Because of this, a taste of Lebanon is a taste of the world, and with that in mind, here are just five of the most popular dishes Lebanon is well known for.
A dish so connected to Lebanon they even hold the world record for its largest-ever serving, hummus is a core part of not only traditional mezze dishes served with drinks, but is a vital base for many other Lebanese dishes, such as Fateh b’hummus, a combination of hummus, flatbread chunks and spiced yoghurt.
There are many different variations with a mix of garnishes, spices and drizzles, but the core of mashed chickpeas, tahini, lemon juice and garlic contain a little bit of everything that makes Lebanese food so special.
Another dish that has been connected to Lebanon since the very start, Kibbeh are a must-try mouthwatering mezze snack.
They are fried bulgur wheat croquettes mixed with ground lamb and served with yoghurt, although uncooked and baked varieties are also exceptionally popular.
A truly magnificent street food dish made up of slow-cooked meat (usually chicken, but you can also find lamb and beef shawarma), thinly sliced and served in a pitta with onions, pickled vegetables and tomatoes.

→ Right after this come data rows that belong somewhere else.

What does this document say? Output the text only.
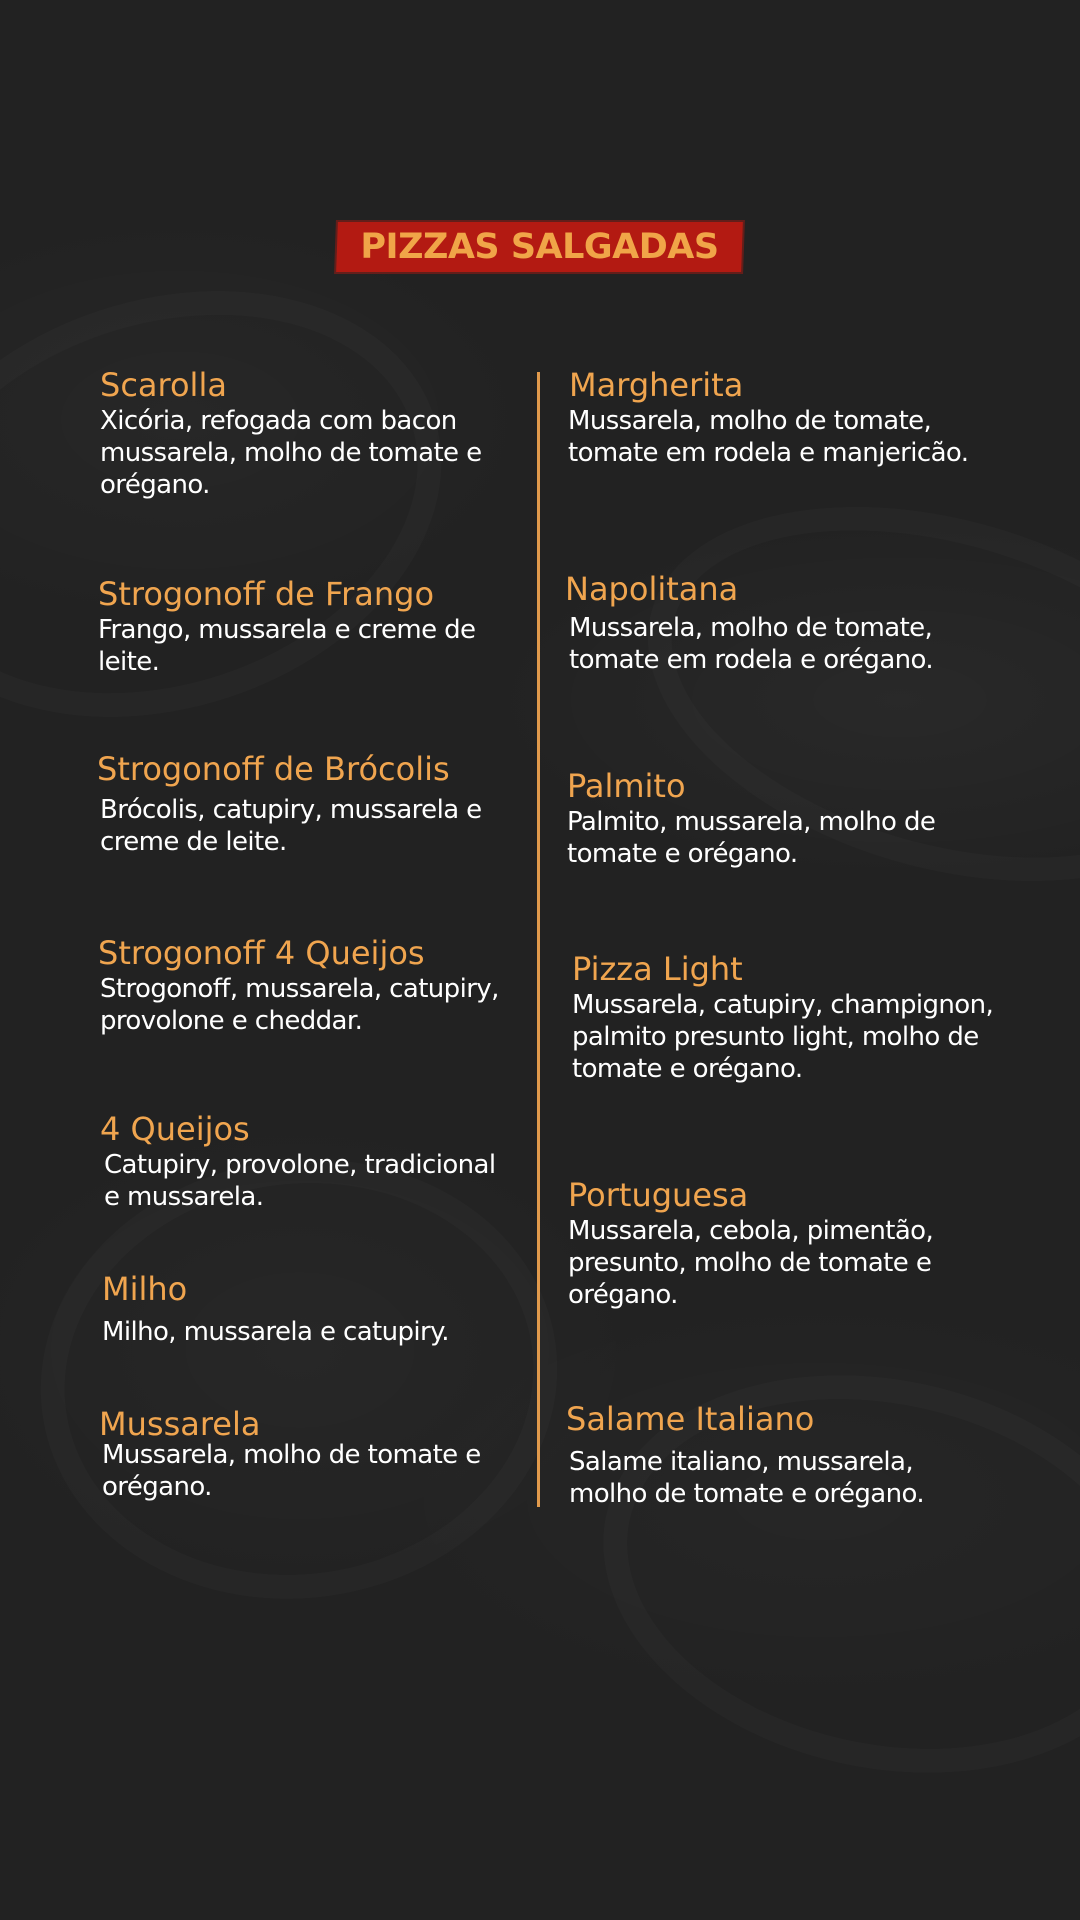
PIZZAS SALGADAS
Scarolla
Xicória, refogada com bacon mussarela, molho de tomate e orégano.
Strogonoff de Frango
Frango, mussarela e creme de leite.
Strogonoff de Brócolis
Brócolis, catupiry, mussarela e creme de leite.
Strogonoff 4 Queijos
Strogonoff, mussarela, catupiry, provolone e cheddar.
4 Queijos
Catupiry, provolone, tradicional e mussarela.
Milho
Milho, mussarela e catupiry.
Mussarela
Mussarela, molho de tomate e orégano.
Margherita
Mussarela, molho de tomate, tomate em rodela e manjericão.
Napolitana
Mussarela, molho de tomate, tomate em rodela e orégano.
Palmito
Palmito, mussarela, molho de tomate e orégano.
Pizza Light
Mussarela, catupiry, champignon, palmito presunto light, molho de tomate e orégano.
Portuguesa
Mussarela, cebola, pimentão, presunto, molho de tomate e orégano.
Salame Italiano
Salame italiano, mussarela, molho de tomate e orégano.
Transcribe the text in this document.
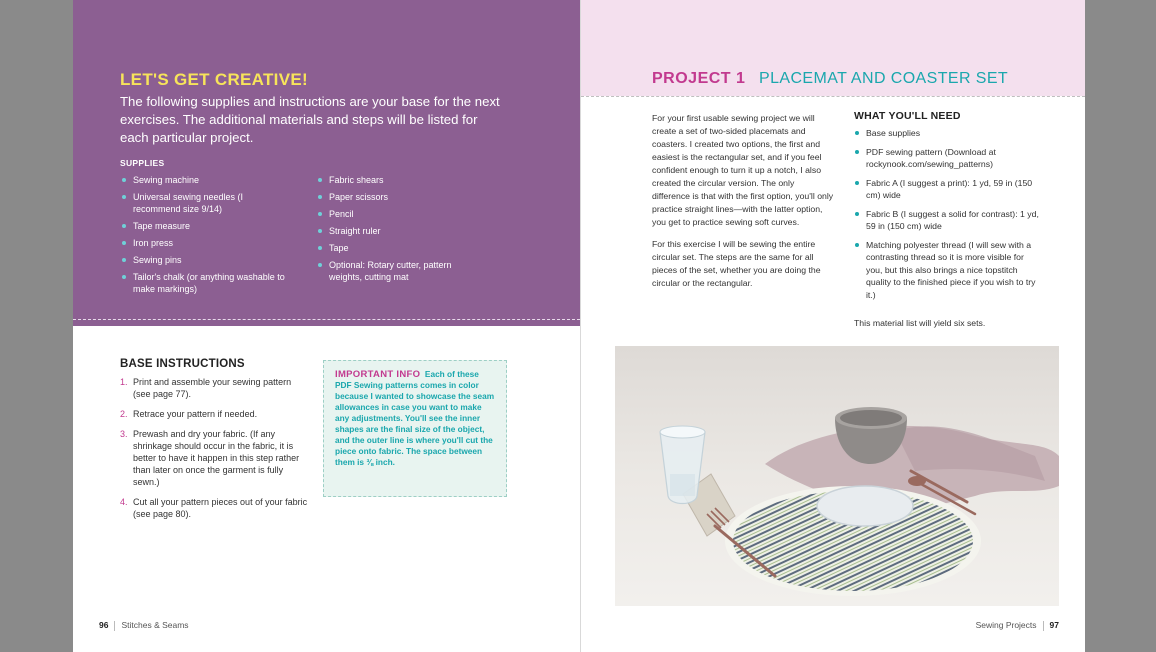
LET'S GET CREATIVE!
The following supplies and instructions are your base for the next exercises. The additional materials and steps will be listed for each particular project.
SUPPLIES
Sewing machine
Universal sewing needles (I recommend size 9/14)
Tape measure
Iron press
Sewing pins
Tailor's chalk (or anything washable to make markings)
Fabric shears
Paper scissors
Pencil
Straight ruler
Tape
Optional: Rotary cutter, pattern weights, cutting mat
BASE INSTRUCTIONS
1. Print and assemble your sewing pattern (see page 77).
2. Retrace your pattern if needed.
3. Prewash and dry your fabric. (If any shrinkage should occur in the fabric, it is better to have it happen in this step rather than later on once the garment is fully sewn.)
4. Cut all your pattern pieces out of your fabric (see page 80).
IMPORTANT INFO Each of these PDF Sewing patterns comes in color because I wanted to showcase the seam allowances in case you want to make any adjustments. You'll see the inner shapes are the final size of the object, and the outer line is where you'll cut the piece onto fabric. The space between them is ⅜ inch.
96 Stitches & Seams
PROJECT 1 PLACEMAT AND COASTER SET
For your first usable sewing project we will create a set of two-sided placemats and coasters. I created two options, the first and easiest is the rectangular set, and if you feel confident enough to turn it up a notch, I also created the circular version. The only difference is that with the first option, you'll only practice straight lines—with the latter option, you get to practice sewing soft curves.
For this exercise I will be sewing the entire circular set. The steps are the same for all pieces of the set, whether you are doing the circular or the rectangular.
WHAT YOU'LL NEED
Base supplies
PDF sewing pattern (Download at rockynook.com/sewing_patterns)
Fabric A (I suggest a print): 1 yd, 59 in (150 cm) wide
Fabric B (I suggest a solid for contrast): 1 yd, 59 in (150 cm) wide
Matching polyester thread (I will sew with a contrasting thread so it is more visible for you, but this also brings a nice topstitch quality to the finished piece if you wish to try it.)
This material list will yield six sets.
Sewing Projects 97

There are many variations, as is common with Lebanese dishes, but the key to a great shawarma serving is a delicate, long slow-roasting of the meat, generous basting and an exceptional, authentic marinade, which has made it a popular street food favourite around the world.
A bright, crunchy, exceptionally vibrant salad made with parsley leaves, chopped mint leaves, bulgur wheat and olive oil, with other ingredients added to this base such as minced onions, tomatoes, fresh lemon juice and red tomatoes.
The key to a great tabbouleh that makes it different from any other side or mezze salad is the chilling stage, which is where the tabbouleh mixes, marinates and brings out its most powerful flavours.
Around the same time as the biggest serving of hummus was being prepared, a similarly huge dish of falafel was also made, which may serve as an indication of just how popular the fried chickpea balls and fritters truly are.
Most commonly enjoyed either in a sandwich or in pita bread with vegetables and tahini dip, falafel is a hugely popular dish, especially with vegetarians due to its bold flavours and delightful crunch.
A dish that literally translates to ‘meat on dough’ this open-faced pie is hugely popular not only in Lebanon but also in South America when Levantines who travelled to the area brought the dish with them.
Traditionally it is a mix of spices with minced lamb, chopped onions, tomatoes, olive oil and a yoghurt or tahini dip, often garnished with an array of coriander, chopped cucumber or pomegranate seeds to add an extra dimension to a delicious hot pastry.